Graphite is composed of graphene sheets

Sheets of graphene held together by van der Waals bonding make graphene.

Graphene sheets are composed of carbon atoms which are linked in hexagonal shapes, as shown in this figure. Each carbon atom is covalently bonded to three other carbon atoms. A sheet of graphene is one atom thick and each graphene sheet is therefore considered to be a single molecule. Graphene’s  has the same carbon atom structure with links in hexagonal shapes as is used in forming carbon nanotubes, but graphene is flat rather than cylindrical.

graphene sheet

A graphene sheet

Properties of Graphene

The strength of covalent bonds between carbon atoms in graphene gives it a very high tensile strength. (tensile strength is essentially how much you can stretch something before it breaks.)

Graphene, unlike a buckyball or nanotube, has no inside. That’s because graphene is flat. Buckyballs and nanotubes, which have every atom on their surface, can only interact with molecules that surround them. With flat graphene, every atom is on the surface and so is accessible from both sides. That means that there is more interaction with surrounding molecules.

In graphene, carbon atoms are bonded to just three other atoms, but they do have the capability to bond to a fourth. This capability, along with graphene’s high tensile strength and its high surface area to volume ratio  makes it useful in composite materials. It’s been reported that mixing graphene in an epoxy produced increased strength for the material equal to that found when using ten times the weight of carbon nanotubes.

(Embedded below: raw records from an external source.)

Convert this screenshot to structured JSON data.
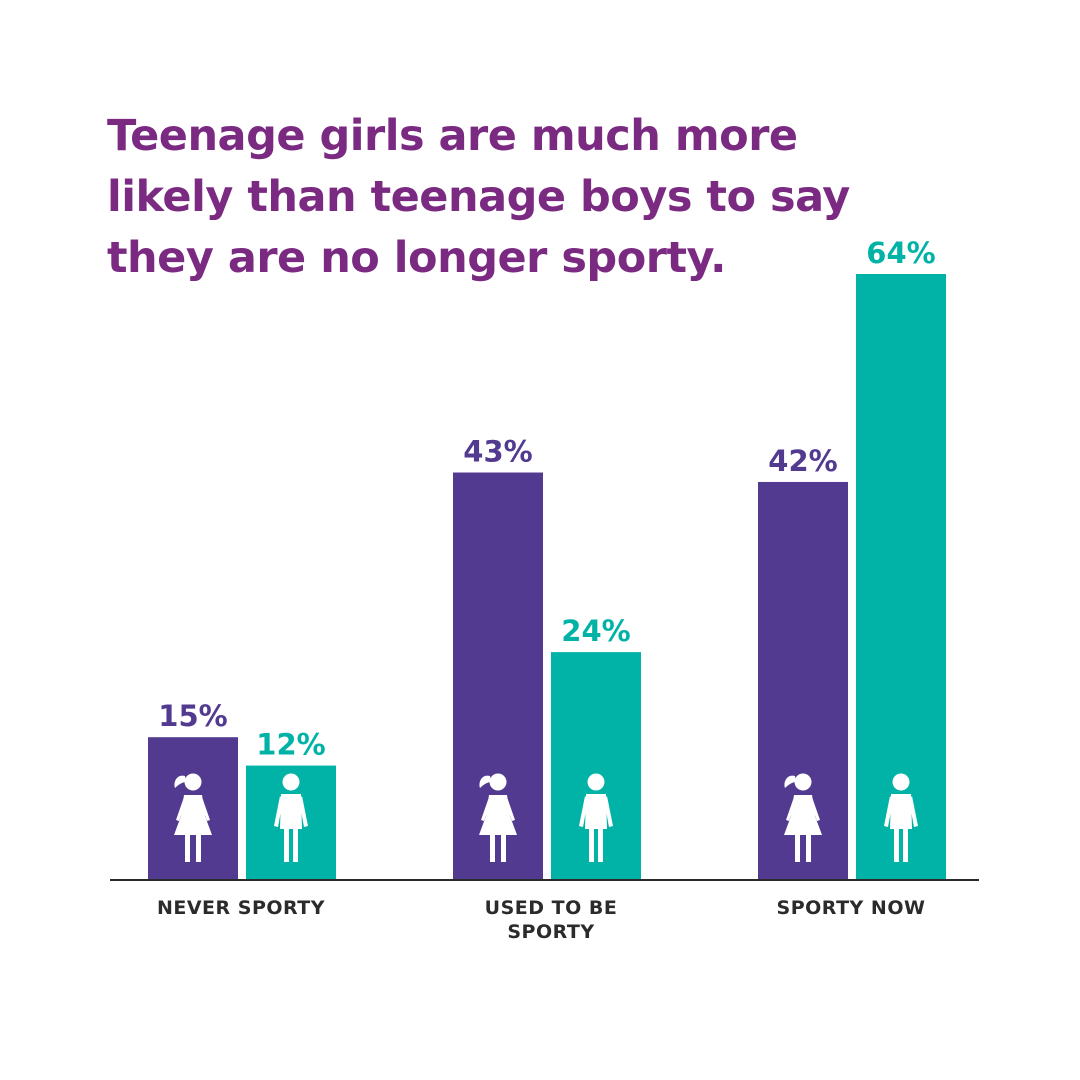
{
  "title": "Teenage girls are much more\nlikely than teenage boys to say\nthey are no longer sporty.",
  "chart_data": {
    "type": "bar",
    "title": "Teenage girls are much more likely than teenage boys to say they are no longer sporty.",
    "categories": [
      [
        "NEVER SPORTY"
      ],
      [
        "USED TO BE",
        "SPORTY"
      ],
      [
        "SPORTY NOW"
      ]
    ],
    "series": [
      {
        "icon": "girl-icon",
        "color": "#523a91",
        "values": [
          15,
          43,
          42
        ],
        "labels": [
          "15%",
          "43%",
          "42%"
        ]
      },
      {
        "icon": "boy-icon",
        "color": "#00b3a6",
        "values": [
          12,
          24,
          64
        ],
        "labels": [
          "12%",
          "24%",
          "64%"
        ]
      }
    ],
    "ylim": [
      0,
      64
    ],
    "grid": false,
    "legend": "none"
  }
}
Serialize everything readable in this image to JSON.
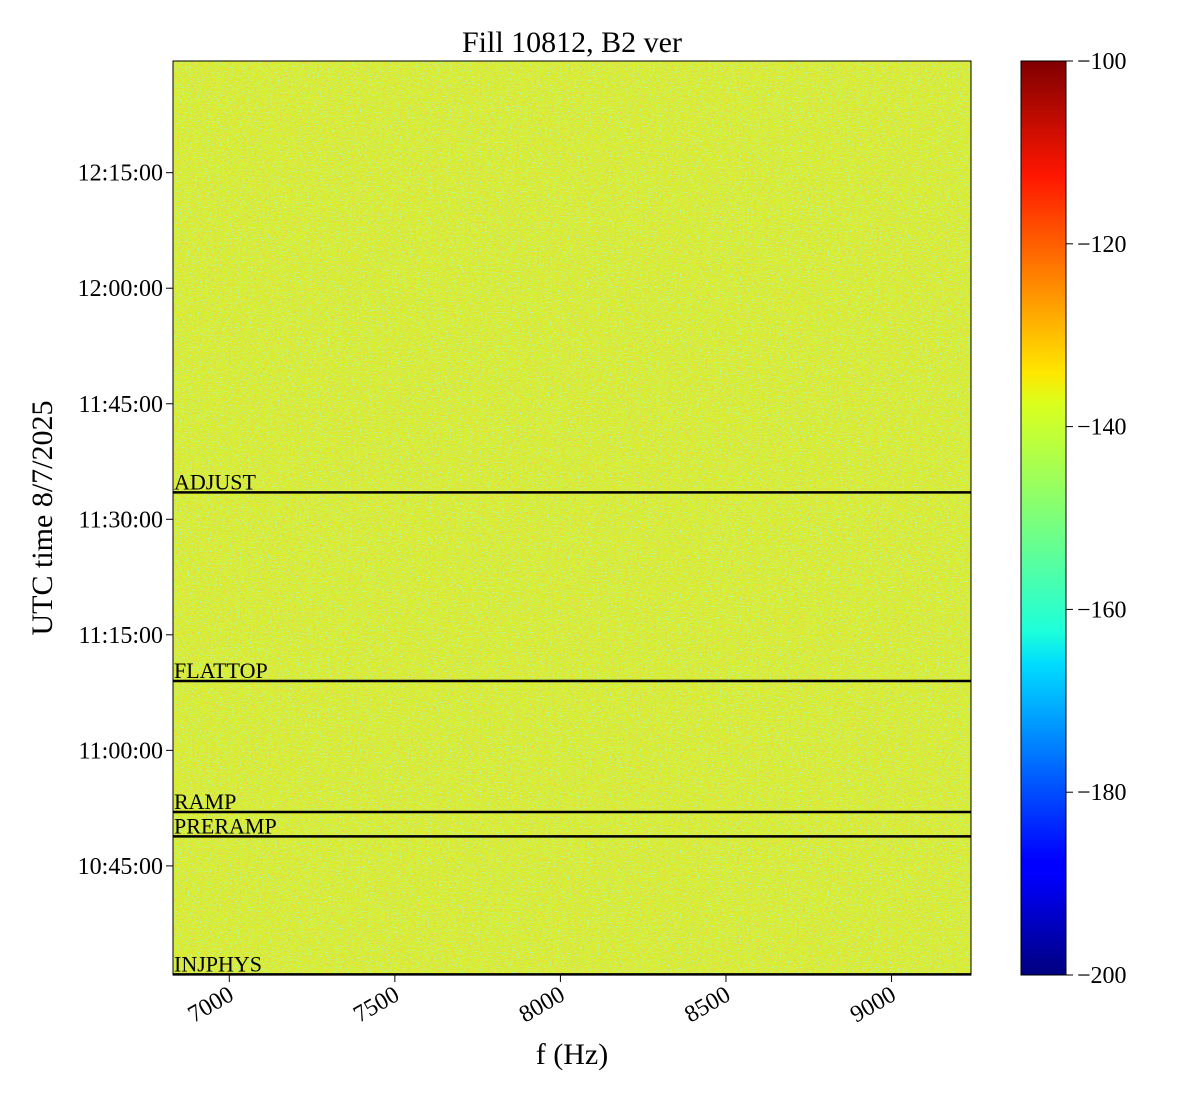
{
  "chart_data": {
    "type": "spectrogram",
    "title": "Fill 10812, B2 ver",
    "xlabel": "f (Hz)",
    "ylabel": "UTC time 8/7/2025",
    "xlim": [
      6830,
      9240
    ],
    "xticks": [
      7000,
      7500,
      8000,
      8500,
      9000
    ],
    "ylim": [
      "10:30:50",
      "12:29:30"
    ],
    "yticks": [
      "10:45:00",
      "11:00:00",
      "11:15:00",
      "11:30:00",
      "11:45:00",
      "12:00:00",
      "12:15:00"
    ],
    "events": [
      {
        "label": "INJPHYS",
        "time": "10:30:55"
      },
      {
        "label": "PRERAMP",
        "time": "10:48:50"
      },
      {
        "label": "RAMP",
        "time": "10:52:00"
      },
      {
        "label": "FLATTOP",
        "time": "11:09:00"
      },
      {
        "label": "ADJUST",
        "time": "11:33:30"
      }
    ],
    "event_color": "#000000",
    "colormap": "jet",
    "clim": [
      -200,
      -100
    ],
    "cticks": [
      {
        "value": -200,
        "label": "−200"
      },
      {
        "value": -180,
        "label": "−180"
      },
      {
        "value": -160,
        "label": "−160"
      },
      {
        "value": -140,
        "label": "−140"
      },
      {
        "value": -120,
        "label": "−120"
      },
      {
        "value": -100,
        "label": "−100"
      }
    ]
  }
}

An important electrical property of graphene is electron mobility (the speed at which electrons move within the material when you apply a voltage). N fact, graphene’s electron mobility is faster than that of any known material. Researchers are working on methods to build transistors on a graphene substrate that would be much faster than transistors currently built on a silicon substrates.

Because graphene takes advantage of the fact that the sheet is only as thick as a carbon atom, researchers have found that nanopores can be used to quickly analyze the structure of DNA. When a DNA molecule passes through a nanopore with a voltage applied across it, it’s possible to determine the structure of the DNA by changes in electrical current. Because graphene is extremely thin, the structure of a DNA molecule appears at a very high resolution when it passes through a nanopore that’s cut in a graphene sheet.